WITH THE EAST AFRICAN RIFLES IN CEYLON

BY ALFRED J BIRKETT

This is part 1 of an edited version of an interview by Nina Koch on 18th May 2004. The original recording and full transcript are held in the Wessex Film and Sound Archive, ref. BAHS 114. © Basingstoke Talking History

Part 2 describes experiences with the Monsoon Troops in Burma and eventual repatriation. Part 3 describes some odd events in Burma.

CEYLON

After jungle training in Ceylon we were moved down to a place called Horana just outside Colombo. My first experience of the Singhalese was when the headman of the village came up with some villagers and stood round the baths of the African. They were not interested in the baths of the white people but Africans wore three quarter length trousers and somehow the story had got round that the reason for this was because they were black they had tails and the trousers hid the tails. The Africans did not think much of that.

So we were not too happy at Horana but once we left there we went on exercise to Mantna and Ratnapura and there we came across a lot of leeches, which was not very nice. We used to burn them off with candles of an evening.

In Ceylon I used to buy Toddy, which is a kind of beer taken from the coconut. They take the sap out of the coconut tree before a coconut grows on the top of the tree and they ferment it and sell it as ‘Toddy’. It is a kind of a white watery looking substance, a similar taste to ciderish beer. They used to buy that for the Division and the Brigade at a place called Slave Island.
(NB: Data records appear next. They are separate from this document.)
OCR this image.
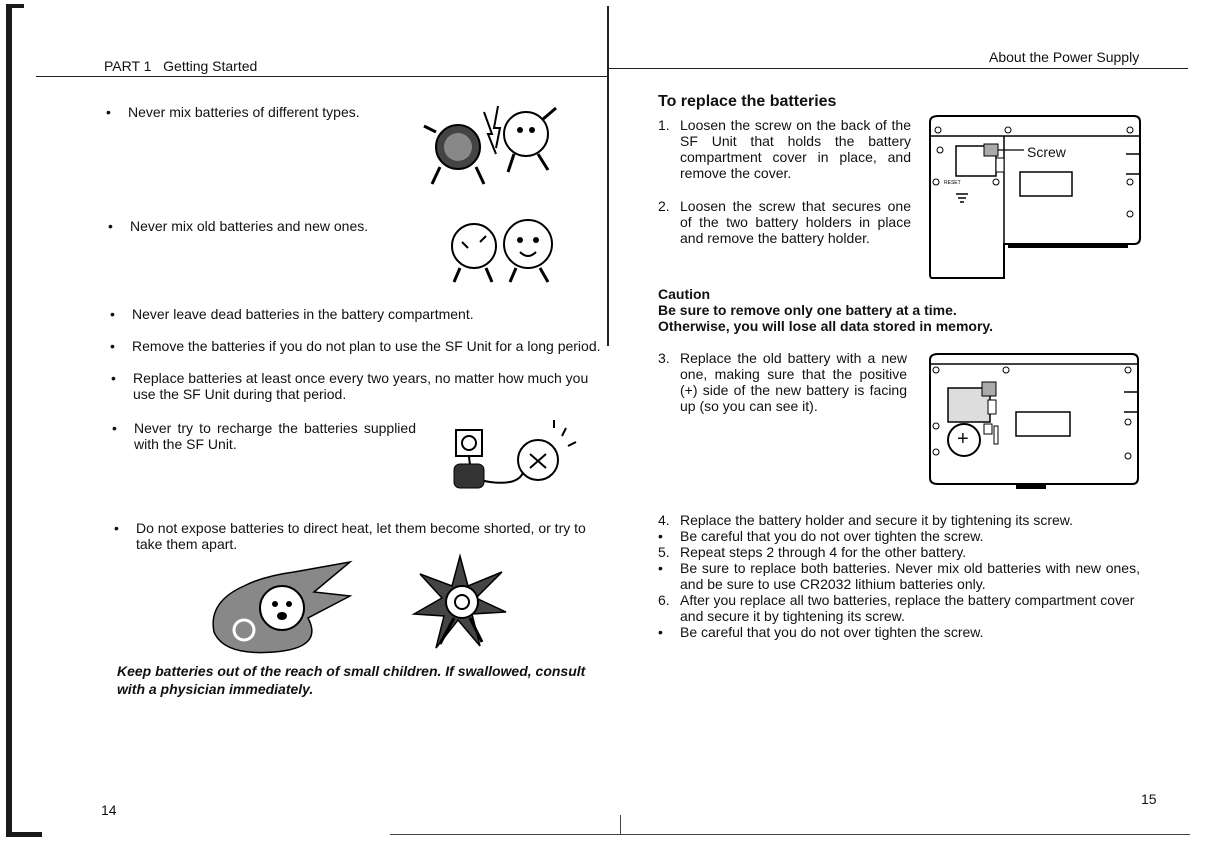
PART 1   Getting Started
• Never mix batteries of different types.
• Never mix old batteries and new ones.
• Never leave dead batteries in the battery compartment.
• Remove the batteries if you do not plan to use the SF Unit for a long period.
• Replace batteries at least once every two years, no matter how much you use the SF Unit during that period.
• Never try to recharge the batteries supplied with the SF Unit.
• Do not expose batteries to direct heat, let them become shorted, or try to take them apart.
Keep batteries out of the reach of small children. If swallowed, consult with a physician immediately.
14
About the Power Supply
To replace the batteries
1. Loosen the screw on the back of the SF Unit that holds the battery compartment cover in place, and remove the cover.
2. Loosen the screw that secures one of the two battery holders in place and remove the battery holder.
RESET
Screw
Caution
Be sure to remove only one battery at a time.
Otherwise, you will lose all data stored in memory.
3. Replace the old battery with a new one, making sure that the positive (+) side of the new battery is facing up (so you can see it).
+
4. Replace the battery holder and secure it by tightening its screw.
• Be careful that you do not over tighten the screw.
5. Repeat steps 2 through 4 for the other battery.
• Be sure to replace both batteries. Never mix old batteries with new ones, and be sure to use CR2032 lithium batteries only.
6. After you replace all two batteries, replace the battery compartment cover and secure it by tightening its screw.
• Be careful that you do not over tighten the screw.
15
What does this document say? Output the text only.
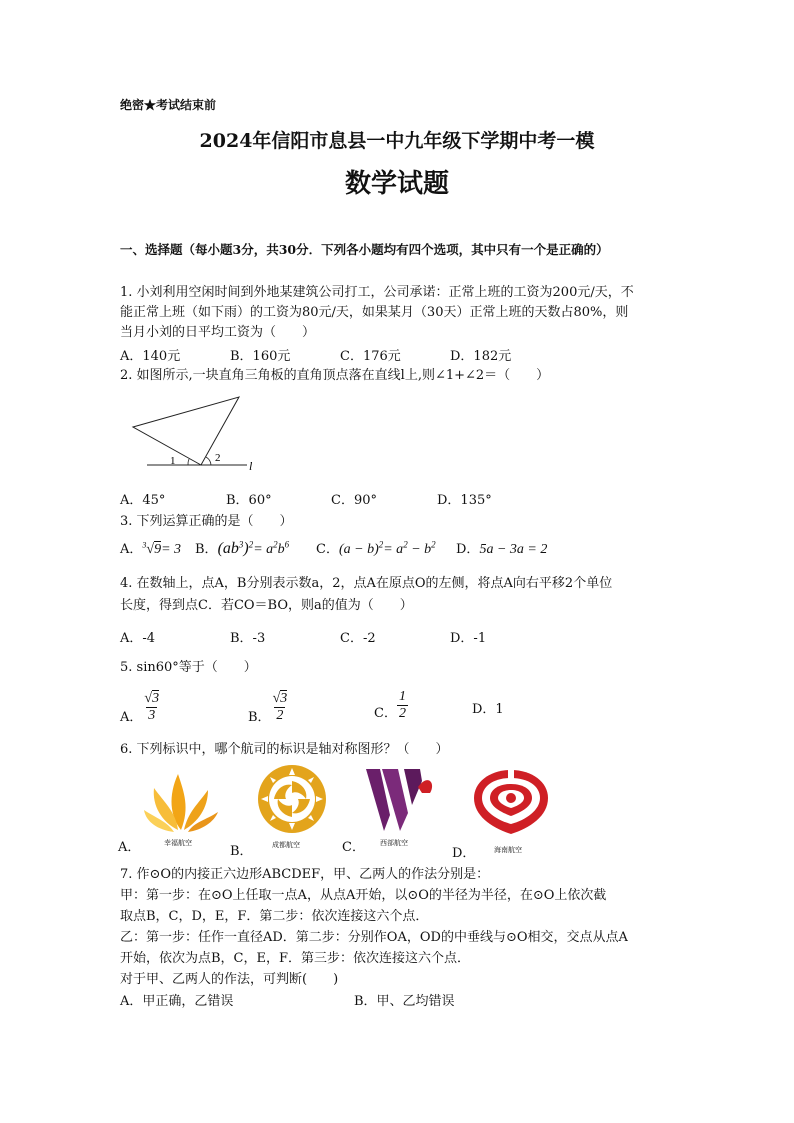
绝密★考试结束前
2024年信阳市息县一中九年级下学期中考一模
数学试题
一、选择题（每小题3分，共30分．下列各小题均有四个选项，其中只有一个是正确的）
1. 小刘利用空闲时间到外地某建筑公司打工，公司承诺：正常上班的工资为200元/天，不
能正常上班（如下雨）的工资为80元/天，如果某月（30天）正常上班的天数占80%，则
当月小刘的日平均工资为（　　）
A．140元	B．160元	C．176元	D．182元
2. 如图所示,一块直角三角板的直角顶点落在直线l上,则∠1+∠2＝（　　）
1	2
l
A．45°	B．60°	C．90°	D．135°
3. 下列运算正确的是（　　）
A．$^3$√9= 3 B．$(ab^3)^2= a^2b^6$ C．$(a - b)^2= a^2 - b^2$ D．5a − 3a = 2
4. 在数轴上，点A，B分别表示数a，2，点A在原点O的左侧，将点A向右平移2个单位
长度，得到点C．若CO＝BO，则a的值为（　　）
A．-4	B．-3	C．-2	D．-1
5. sin60°等于（　　）
A． $\frac{√3}{3}$	B． $\frac{√3}{2}$	C． $\frac{1}{2}$	D．1
6. 下列标识中，哪个航司的标识是轴对称图形？（　　）
A．	幸福航空
B．	成都航空	C． 西部航空
D．	海南航空
7. 作⊙O的内接正六边形ABCDEF，甲、乙两人的作法分别是：
甲：第一步：在⊙O上任取一点A，从点A开始，以⊙O的半径为半径，在⊙O上依次截
取点B，C，D，E，F．第二步：依次连接这六个点．
乙：第一步：任作一直径AD．第二步：分别作OA，OD的中垂线与⊙O相交，交点从点A
开始，依次为点B，C，E，F．第三步：依次连接这六个点．
对于甲、乙两人的作法，可判断(　　)
A．甲正确，乙错误	B．甲、乙均错误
It was on Slave Island that I got diphtheria. The trouble is that when you get into a unit such as the East Africans, once you leave the unit, it is a hard job to get back into it because they have travelled on to a different part of the country.

GOING INTO BURMA
After coming out of the isolation wing I tried to pick up the unit, which had been on exercise. I missed the main party because they and the main part of the Division went into Burma by Chittagong whereas I went with the rear party that went into Burma via Calcutta and up the Brahmaputra.